On 22 aug 2006, at 09:31, Nathaniel Smith wrote:
Hrm. That's a... creative way of doing things :-). I don't think we can support this particular mechanism in any useful way (and in fact, it's already pretty sketchy -- don't you run into problems when there have been any adds/removes/renames?).
Not really, i use this to prevent problems actually. I dont want to go learn all 150 people monotone, so i just say "you can do anything in these directories but dont touch the _MTN dir, that's mine"
When the time comes i go into these workspaces, do a mtn status and take it from there. Usually mtn revert for the missing files first to make the noise a little less. Depending on what mtn status tells me continuation is either take the log (of mtn status plus a diff later on) and discuss with the user, throw away their local changes, or "steal those changes" and integrate them into the product or some other action. This process repeats over time and works well for us. Having clients fill my patch queue is not bad :-)

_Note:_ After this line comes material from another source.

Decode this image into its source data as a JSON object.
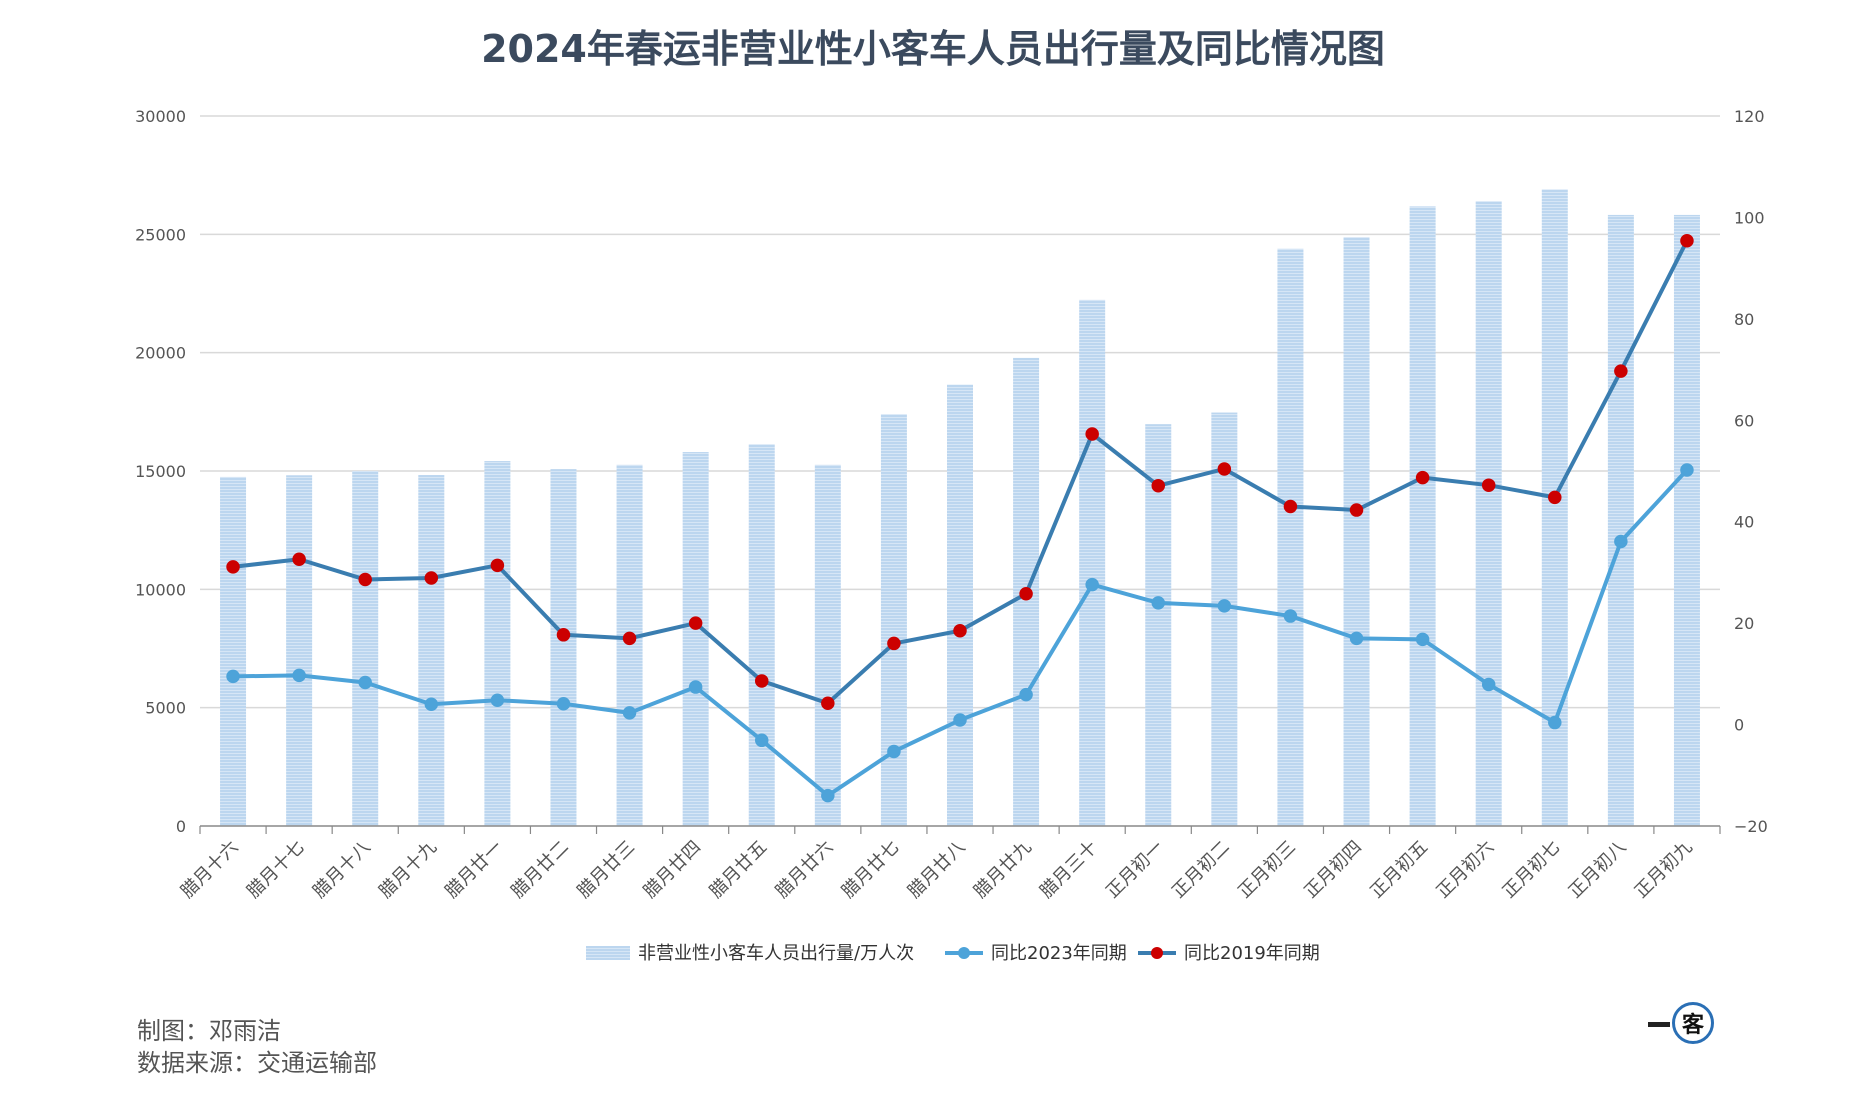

That just means we should have a cleaner way to support this use case, though. To start with, what's wrong with 'diff -r <revision>'? Would it be useful to have 'status -r <revision>'?
diff -r <revision>:nothing, i use it. In practice i think i just got into the habit of just doing mtn diff since the revision file had already the base rev ;-)
status -r <revision>:thinking about it, this is propably the crux. this would be *very, very* useful. (although i saw that the output of this changed in .29 to a more human oriented format?)